BOSTON — Red Sox chairman Tom Werner doesn’t seem to be the biggest fan of the the Yankees, MLB disciplinarian Joe Torre, and players who can’t take criticism from broadcasters.

In a spot Thursday with WEEI, Werner made clear David Price’s handling of Dennis Eckersley was unprofessional.

“Boston is a tough place to play,” Werner said on WEEI’s Ordway, Merlonia and Fauria. “Some players thrive here, and some players don’t. Get a thicker skin. My feeling is, let the broadcasts be honest, be personable, informative, and get over it if you think a certain announcer took a shot at you.”

“I thought there was a way of handling that. It wasn’t handled appropriately. If I’ve got a problem with Lou [Merloni], and I hear something he says on the radio, I’ll say to Lou, ‘That wasn’t fair.’ ”

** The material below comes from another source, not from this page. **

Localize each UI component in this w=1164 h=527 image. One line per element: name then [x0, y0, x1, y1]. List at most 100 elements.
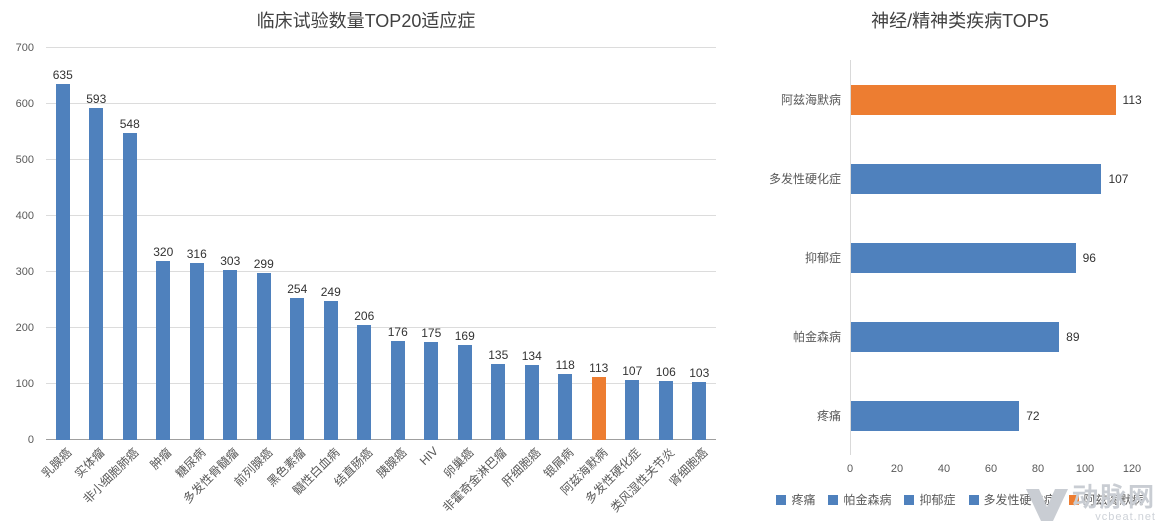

Werner also called the team’s relationship with the Yankees “frosty” following the public sign-stealing saga that resulted in fines for both clubs.

“The fact is, I do think this was a minor technical violation,” Werner said. “I start with the fact that this was unfortunately raised to a level it never should have been raised to.”

Werner also insinuated he did not approve of how MLB and Torre handled the disciplining of Yankees catcher Gary Sanchez, who receieved a four-game suspension for his part in a fight against the Tigers (reduced on appeal to three games).

“Do you think Gary Sanchez got an appropriate punishment?” Werner asked.